A genetic marker peddled as a predictor of coronary artery disease actually has no significant bearing on the matter, according to a recently published Stanford-led study.
The study was led by Thomas Quertermous, professor in cardiovascular medicine, and Themistocles Assimes, assistant professor of medicine, in collaboration with more than 130 coauthors throughout Europe and North America.
Published online in the “Journal of the American College of Cardiology” on Oct. 8, the study dispels the claim that a KIF6 gene polymorphism is associated with an increased risk for coronary artery disease. Coronary artery disease, a disease of cholesterol buildup in the arteries of the heart that often results in fatal heart attacks, is the number one killer in the United States.
The collaborators used a meta-analysis of genome-wide association studies to assess the effects of KIF6 polymorphisms on more than 17,000 individuals with coronary artery disease and more than 40,000 individuals without the disease. As opposed to some previous studies with small subject pools that cited a 22 to 55 percent greater risk of disease for those with the KIF6 variant, this study found no significant increased risk.
The mistaken risk association between the KIF6 gene and coronary artery disease gained momentum with a minority of the medical community when medical devices company CELERA Diagnostics made and marketed a test kit for doctors to take patients’ samples, Quertermous said.
Both positive and negative studies existed prior to CELERA marketing its test kits.
“It was a murky feeling to begin with,” Assimes said in reference to the mistaken gene-disease association. This murky feeling amid the gaining momentum of the CELERA test kits prompted the study.
This mistake is common to complex human diseases, such as coronary artery disease, that have complex genetics (that is, multiple small defects each with small effects) and gene-environment interactions, as opposed to “Mendelian” genetic diseases, where a single gene defect causes a large effect.

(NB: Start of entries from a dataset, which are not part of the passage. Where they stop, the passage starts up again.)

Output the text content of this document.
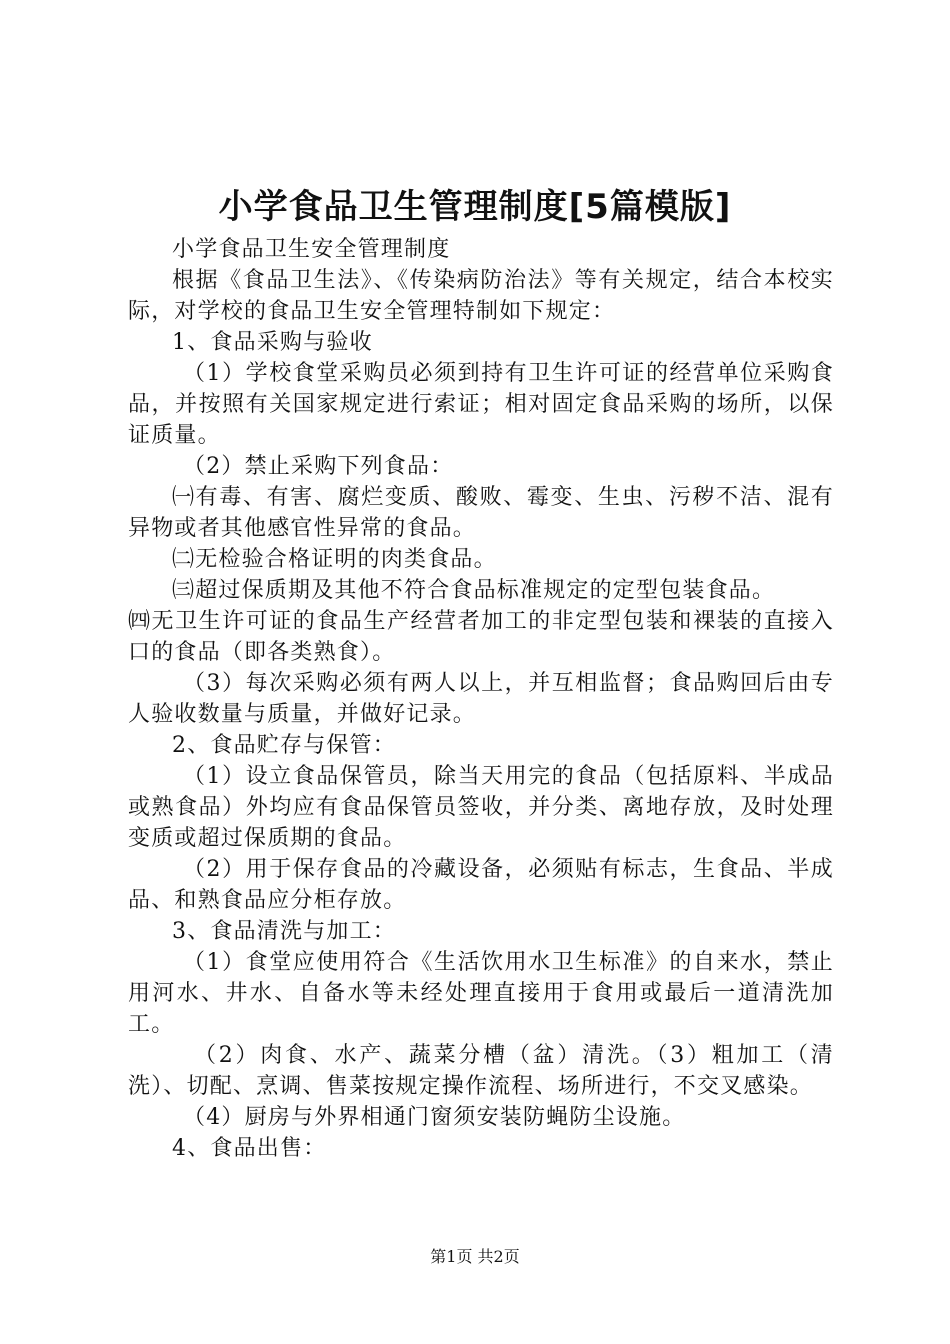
小学食品卫生管理制度[5篇模版]

小学食品卫生安全管理制度

根据《食品卫生法》、《传染病防治法》等有关规定，结合本校实际，对学校的食品卫生安全管理特制如下规定：

1、食品采购与验收

（1）学校食堂采购员必须到持有卫生许可证的经营单位采购食品，并按照有关国家规定进行索证；相对固定食品采购的场所，以保证质量。

（2）禁止采购下列食品：

㈠有毒、有害、腐烂变质、酸败、霉变、生虫、污秽不洁、混有异物或者其他感官性异常的食品。

㈡无检验合格证明的肉类食品。

㈢超过保质期及其他不符合食品标准规定的定型包装食品。

㈣无卫生许可证的食品生产经营者加工的非定型包装和裸装的直接入口的食品（即各类熟食）。

（3）每次采购必须有两人以上，并互相监督；食品购回后由专人验收数量与质量，并做好记录。

2、食品贮存与保管：

（1）设立食品保管员，除当天用完的食品（包括原料、半成品或熟食品）外均应有食品保管员签收，并分类、离地存放，及时处理变质或超过保质期的食品。

（2）用于保存食品的冷藏设备，必须贴有标志，生食品、半成品、和熟食品应分柜存放。

3、食品清洗与加工：

（1）食堂应使用符合《生活饮用水卫生标准》的自来水，禁止用河水、井水、自备水等未经处理直接用于食用或最后一道清洗加工。

（2）肉食、水产、蔬菜分槽（盆）清洗。（3）粗加工（清洗）、切配、烹调、售菜按规定操作流程、场所进行，不交叉感染。

（4）厨房与外界相通门窗须安装防蝇防尘设施。

4、食品出售：

第1页 共2页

Currently, 13 valid molecular markers for coronary artery disease have been identified using genome-wide association studies. However, more markers are necessary for this technology to be truly useful in clinical practice, Assimes said. “We need to reach a threshold.”
Researchers hope to identify new genes to identify drug targets and develop new drugs for those pathways, said Joshua Knowles, who runs the clinic of inherited coronary diseases at Stanford’s Center of Inherited Cardiovascular Disease.

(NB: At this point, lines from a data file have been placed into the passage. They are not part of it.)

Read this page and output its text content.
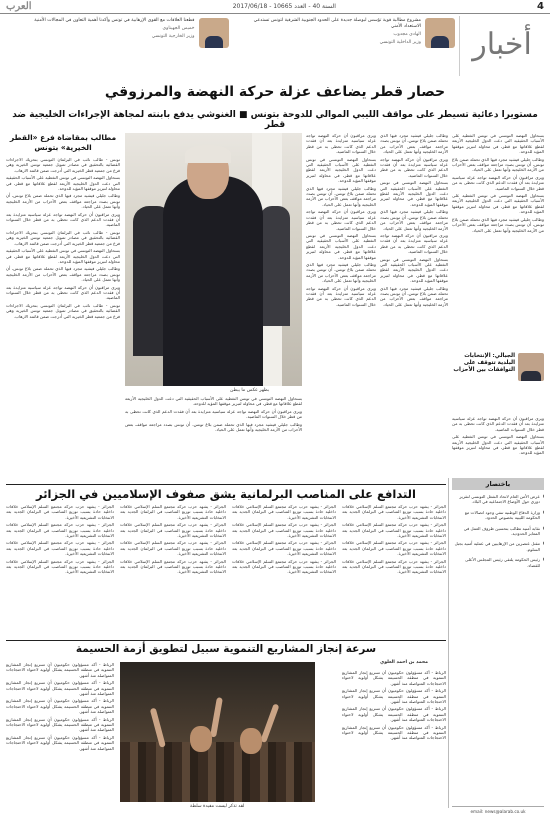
4
السنة 40 - العدد 10665 - 2017/06/18
العرب
أخبار
مشروع مطالبة قوية تؤسس لبوصلة جديدة على الحدود الجنوبية الشرقية لتونس تستدعي الاستعداد الأمني
الهادي مجدوب
وزير الداخلية التونسي
قطعنا العلاقات مع القوى الإرهابية في تونس وأكدنا أهمية التعاون في المجالات الأمنية
خميس الجهيناوي
وزير الخارجية التونسي
حصار قطر يضاعف عزلة حركة النهضة والمرزوقي
مستويرا دعائية تسيطر على مواقف الليبي الموالي للدوحة بتونس ■ الغنوشي يدفع بابنته لمجاهة الإجراءات الخليجية ضد قطر

بسحاول النهضة التونسي في تونس التغطية على الأسباب الحقيقية التي دعت الدول الخليجية الأربعة لقطع علاقاتها مع قطر، في محاولة لتبرير موقفها المؤيد للدوحة.

وطالب جليلي فيشيد مجرد فيها الذي تحمله ضمن بلاغ تونس، أن تونس بصدد مراجعة مواقف بعض الأحزاب من الأزمة الخليجية وأنها تعمل على الحياد.

ويرى مراقبون أن حركة النهضة تواجه عزلة سياسية متزايدة بعد أن فقدت الدعم الذي كانت تحظى به من قطر خلال السنوات الماضية.

بسحاول النهضة التونسي في تونس التغطية على الأسباب الحقيقية التي دعت الدول الخليجية الأربعة لقطع علاقاتها مع قطر، في محاولة لتبرير موقفها المؤيد للدوحة.

وطالب جليلي فيشيد مجرد فيها الذي تحمله ضمن بلاغ تونس، أن تونس بصدد مراجعة مواقف بعض الأحزاب من الأزمة الخليجية وأنها تعمل على الحياد.

وطالب جليلي فيشيد مجرد فيها الذي تحمله ضمن بلاغ تونس، أن تونس بصدد مراجعة مواقف بعض الأحزاب من الأزمة الخليجية وأنها تعمل على الحياد.

ويرى مراقبون أن حركة النهضة تواجه عزلة سياسية متزايدة بعد أن فقدت الدعم الذي كانت تحظى به من قطر خلال السنوات الماضية.

بسحاول النهضة التونسي في تونس التغطية على الأسباب الحقيقية التي دعت الدول الخليجية الأربعة لقطع علاقاتها مع قطر، في محاولة لتبرير موقفها المؤيد للدوحة.

وطالب جليلي فيشيد مجرد فيها الذي تحمله ضمن بلاغ تونس، أن تونس بصدد مراجعة مواقف بعض الأحزاب من الأزمة الخليجية وأنها تعمل على الحياد.

ويرى مراقبون أن حركة النهضة تواجه عزلة سياسية متزايدة بعد أن فقدت الدعم الذي كانت تحظى به من قطر خلال السنوات الماضية.

بسحاول النهضة التونسي في تونس التغطية على الأسباب الحقيقية التي دعت الدول الخليجية الأربعة لقطع علاقاتها مع قطر، في محاولة لتبرير موقفها المؤيد للدوحة.

وطالب جليلي فيشيد مجرد فيها الذي تحمله ضمن بلاغ تونس، أن تونس بصدد مراجعة مواقف بعض الأحزاب من الأزمة الخليجية وأنها تعمل على الحياد.

ويرى مراقبون أن حركة النهضة تواجه عزلة سياسية متزايدة بعد أن فقدت الدعم الذي كانت تحظى به من قطر خلال السنوات الماضية.

بسحاول النهضة التونسي في تونس التغطية على الأسباب الحقيقية التي دعت الدول الخليجية الأربعة لقطع علاقاتها مع قطر، في محاولة لتبرير موقفها المؤيد للدوحة.

وطالب جليلي فيشيد مجرد فيها الذي تحمله ضمن بلاغ تونس، أن تونس بصدد مراجعة مواقف بعض الأحزاب من الأزمة الخليجية وأنها تعمل على الحياد.

ويرى مراقبون أن حركة النهضة تواجه عزلة سياسية متزايدة بعد أن فقدت الدعم الذي كانت تحظى به من قطر خلال السنوات الماضية.

بسحاول النهضة التونسي في تونس التغطية على الأسباب الحقيقية التي دعت الدول الخليجية الأربعة لقطع علاقاتها مع قطر، في محاولة لتبرير موقفها المؤيد للدوحة.

وطالب جليلي فيشيد مجرد فيها الذي تحمله ضمن بلاغ تونس، أن تونس بصدد مراجعة مواقف بعض الأحزاب من الأزمة الخليجية وأنها تعمل على الحياد.

ويرى مراقبون أن حركة النهضة تواجه عزلة سياسية متزايدة بعد أن فقدت الدعم الذي كانت تحظى به من قطر خلال السنوات الماضية.

بظهر عكس ما يبطن

بسحاول النهضة التونسي في تونس التغطية على الأسباب الحقيقية التي دعت الدول الخليجية الأربعة لقطع علاقاتها مع قطر، في محاولة لتبرير موقفها المؤيد للدوحة.

ويرى مراقبون أن حركة النهضة تواجه عزلة سياسية متزايدة بعد أن فقدت الدعم الذي كانت تحظى به من قطر خلال السنوات الماضية.

وطالب جليلي فيشيد مجرد فيها الذي تحمله ضمن بلاغ تونس، أن تونس بصدد مراجعة مواقف بعض الأحزاب من الأزمة الخليجية وأنها تعمل على الحياد.

مطالب بمقاضاة فرع «القطر الخيرية» بتونس

تونس - طالب نائب في البرلمان التونسي بتحريك الاجراءات القضائية بالتحقيق في مصادر تمويل جمعية تونس الخيرية وهي فرع من جمعية قطر الخيرية التي أدرجت ضمن قائمة الارهاب.

بسحاول النهضة التونسي في تونس التغطية على الأسباب الحقيقية التي دعت الدول الخليجية الأربعة لقطع علاقاتها مع قطر، في محاولة لتبرير موقفها المؤيد للدوحة.

وطالب جليلي فيشيد مجرد فيها الذي تحمله ضمن بلاغ تونس، أن تونس بصدد مراجعة مواقف بعض الأحزاب من الأزمة الخليجية وأنها تعمل على الحياد.

ويرى مراقبون أن حركة النهضة تواجه عزلة سياسية متزايدة بعد أن فقدت الدعم الذي كانت تحظى به من قطر خلال السنوات الماضية.

تونس - طالب نائب في البرلمان التونسي بتحريك الاجراءات القضائية بالتحقيق في مصادر تمويل جمعية تونس الخيرية وهي فرع من جمعية قطر الخيرية التي أدرجت ضمن قائمة الارهاب.

بسحاول النهضة التونسي في تونس التغطية على الأسباب الحقيقية التي دعت الدول الخليجية الأربعة لقطع علاقاتها مع قطر، في محاولة لتبرير موقفها المؤيد للدوحة.

وطالب جليلي فيشيد مجرد فيها الذي تحمله ضمن بلاغ تونس، أن تونس بصدد مراجعة مواقف بعض الأحزاب من الأزمة الخليجية وأنها تعمل على الحياد.

ويرى مراقبون أن حركة النهضة تواجه عزلة سياسية متزايدة بعد أن فقدت الدعم الذي كانت تحظى به من قطر خلال السنوات الماضية.

تونس - طالب نائب في البرلمان التونسي بتحريك الاجراءات القضائية بالتحقيق في مصادر تمويل جمعية تونس الخيرية وهي فرع من جمعية قطر الخيرية التي أدرجت ضمن قائمة الارهاب.

الجبالي: الإنتخابات البلدية تتوقف على التوافقات بين الأحزاب

ويرى مراقبون أن حركة النهضة تواجه عزلة سياسية متزايدة بعد أن فقدت الدعم الذي كانت تحظى به من قطر خلال السنوات الماضية.

بسحاول النهضة التونسي في تونس التغطية على الأسباب الحقيقية التي دعت الدول الخليجية الأربعة لقطع علاقاتها مع قطر، في محاولة لتبرير موقفها المؤيد للدوحة.

باختصار

■ عرض الأمن العام لاتحاد الشغل التونسي لتقرير دوري حول الأوضاع الاجتماعية في البلاد.

■ وزارة الدفاع الوطنية تنفي وجود اتصالات مع الحكومة الليبية بخصوص الحدود.

■ نقابة أمنية تطالب بتحسين ظروف العمل في المعابر الحدودية.

■ مقتل عنصرين من الإرهابيين في عملية أمنية بجبل السلوم.

■ رئيس الحكومة يلتقي رئيس المجلس الأعلى للقضاء.

email: news@alarab.co.uk
التدافع على المناصب البرلمانية يشق صفوف الإسلاميين في الجزائر

الجزائر - يشهد حزب حركة مجتمع السلم الإسلامي خلافات داخلية حادة بسبب توزيع المناصب في البرلمان الجديد بعد الانتخابات التشريعية الأخيرة.

الجزائر - يشهد حزب حركة مجتمع السلم الإسلامي خلافات داخلية حادة بسبب توزيع المناصب في البرلمان الجديد بعد الانتخابات التشريعية الأخيرة.

الجزائر - يشهد حزب حركة مجتمع السلم الإسلامي خلافات داخلية حادة بسبب توزيع المناصب في البرلمان الجديد بعد الانتخابات التشريعية الأخيرة.

الجزائر - يشهد حزب حركة مجتمع السلم الإسلامي خلافات داخلية حادة بسبب توزيع المناصب في البرلمان الجديد بعد الانتخابات التشريعية الأخيرة.

الجزائر - يشهد حزب حركة مجتمع السلم الإسلامي خلافات داخلية حادة بسبب توزيع المناصب في البرلمان الجديد بعد الانتخابات التشريعية الأخيرة.

الجزائر - يشهد حزب حركة مجتمع السلم الإسلامي خلافات داخلية حادة بسبب توزيع المناصب في البرلمان الجديد بعد الانتخابات التشريعية الأخيرة.

الجزائر - يشهد حزب حركة مجتمع السلم الإسلامي خلافات داخلية حادة بسبب توزيع المناصب في البرلمان الجديد بعد الانتخابات التشريعية الأخيرة.

الجزائر - يشهد حزب حركة مجتمع السلم الإسلامي خلافات داخلية حادة بسبب توزيع المناصب في البرلمان الجديد بعد الانتخابات التشريعية الأخيرة.

الجزائر - يشهد حزب حركة مجتمع السلم الإسلامي خلافات داخلية حادة بسبب توزيع المناصب في البرلمان الجديد بعد الانتخابات التشريعية الأخيرة.

الجزائر - يشهد حزب حركة مجتمع السلم الإسلامي خلافات داخلية حادة بسبب توزيع المناصب في البرلمان الجديد بعد الانتخابات التشريعية الأخيرة.

الجزائر - يشهد حزب حركة مجتمع السلم الإسلامي خلافات داخلية حادة بسبب توزيع المناصب في البرلمان الجديد بعد الانتخابات التشريعية الأخيرة.

الجزائر - يشهد حزب حركة مجتمع السلم الإسلامي خلافات داخلية حادة بسبب توزيع المناصب في البرلمان الجديد بعد الانتخابات التشريعية الأخيرة.

الجزائر - يشهد حزب حركة مجتمع السلم الإسلامي خلافات داخلية حادة بسبب توزيع المناصب في البرلمان الجديد بعد الانتخابات التشريعية الأخيرة.

الجزائر - يشهد حزب حركة مجتمع السلم الإسلامي خلافات داخلية حادة بسبب توزيع المناصب في البرلمان الجديد بعد الانتخابات التشريعية الأخيرة.

الجزائر - يشهد حزب حركة مجتمع السلم الإسلامي خلافات داخلية حادة بسبب توزيع المناصب في البرلمان الجديد بعد الانتخابات التشريعية الأخيرة.

الجزائر - يشهد حزب حركة مجتمع السلم الإسلامي خلافات داخلية حادة بسبب توزيع المناصب في البرلمان الجديد بعد الانتخابات التشريعية الأخيرة.

سرعة إنجاز المشاريع التنموية سبيل لتطويق أزمة الحسيمة
محمد بن احمد العلوي

الرباط - أكد مسؤولون حكوميون أن تسريع إنجاز المشاريع التنموية في منطقة الحسيمة يشكل أولوية لاحتواء الاحتجاجات المتواصلة منذ أشهر.

الرباط - أكد مسؤولون حكوميون أن تسريع إنجاز المشاريع التنموية في منطقة الحسيمة يشكل أولوية لاحتواء الاحتجاجات المتواصلة منذ أشهر.

الرباط - أكد مسؤولون حكوميون أن تسريع إنجاز المشاريع التنموية في منطقة الحسيمة يشكل أولوية لاحتواء الاحتجاجات المتواصلة منذ أشهر.

الرباط - أكد مسؤولون حكوميون أن تسريع إنجاز المشاريع التنموية في منطقة الحسيمة يشكل أولوية لاحتواء الاحتجاجات المتواصلة منذ أشهر.

لقد تذكر ليست مفيدة سلطة

الرباط - أكد مسؤولون حكوميون أن تسريع إنجاز المشاريع التنموية في منطقة الحسيمة يشكل أولوية لاحتواء الاحتجاجات المتواصلة منذ أشهر.

الرباط - أكد مسؤولون حكوميون أن تسريع إنجاز المشاريع التنموية في منطقة الحسيمة يشكل أولوية لاحتواء الاحتجاجات المتواصلة منذ أشهر.

الرباط - أكد مسؤولون حكوميون أن تسريع إنجاز المشاريع التنموية في منطقة الحسيمة يشكل أولوية لاحتواء الاحتجاجات المتواصلة منذ أشهر.

الرباط - أكد مسؤولون حكوميون أن تسريع إنجاز المشاريع التنموية في منطقة الحسيمة يشكل أولوية لاحتواء الاحتجاجات المتواصلة منذ أشهر.

الرباط - أكد مسؤولون حكوميون أن تسريع إنجاز المشاريع التنموية في منطقة الحسيمة يشكل أولوية لاحتواء الاحتجاجات المتواصلة منذ أشهر.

“For people with cardiovascular disease, the first symptom is usually death,” Quertermous said. “We want to intervene.”
The field of genetic markers as predictors of complex human diseases is still in its infancy, Knowles said.

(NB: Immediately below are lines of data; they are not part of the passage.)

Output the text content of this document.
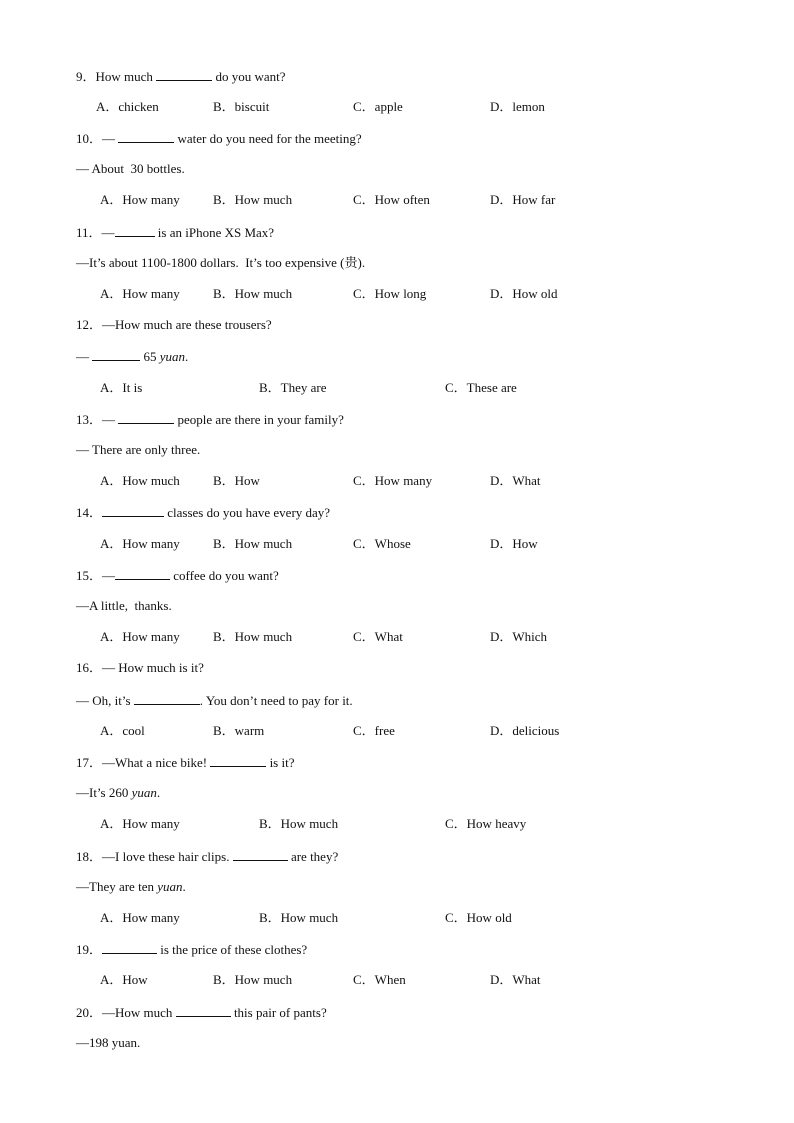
9．How much	do you want?
A．chicken	B．biscuit	C．apple	D．lemon
10．—	water do you need for the meeting?
— About  30 bottles.
A．How many	B．How much	C．How often	D．How far
11．—	is an iPhone XS Max?
—It’s about 1100-1800 dollars.  It’s too expensive (贵).
A．How many	B．How much	C．How long	D．How old
12．—How much are these trousers?
—	65 yuan.
A．It is	B．They are	C．These are
13．—	people are there in your family?
— There are only three.
A．How much	B．How	C．How many	D．What
14．	classes do you have every day?
A．How many	B．How much	C．Whose	D．How
15．—	coffee do you want?
—A little,  thanks.
A．How many	B．How much	C．What	D．Which
16．— How much is it?
— Oh, it’s	. You don’t need to pay for it.
A．cool	B．warm	C．free	D．delicious
17．—What a nice bike!	is it?
—It’s 260 yuan.
A．How many	B．How much	C．How heavy
18．—I love these hair clips.	are they?
—They are ten yuan.
A．How many	B．How much	C．How old
19．	is the price of these clothes?
A．How	B．How much	C．When	D．What
20．—How much	this pair of pants?
—198 yuan.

Most genetic variants thus far are not widely used as a diagnosis tool in a clinical setting and more trials are needed.
Doctors are not yet paying much attention to genetic markers for complex human diseases, Quertermous said. Nonetheless, Assimes predicts that ten years from now, genetic markers will be an important assessment tool for physicians.
However, using markers will require medical schools and physicians to brush up on genetics, which is “understudied and under-taught at most medical schools,” Knowles said.
Because this technology is still maturing, insurance companies have given it little attention as well. When the insurance companies do take note, patients will be partially protected by the Genetic Information Nondiscrimination Act of 2008, which prohibits discrimination based on genetics for life — but not health — insurance, Knowles said, putting even more pressure on geneticists to catch these mistakes such as this one well beforehand.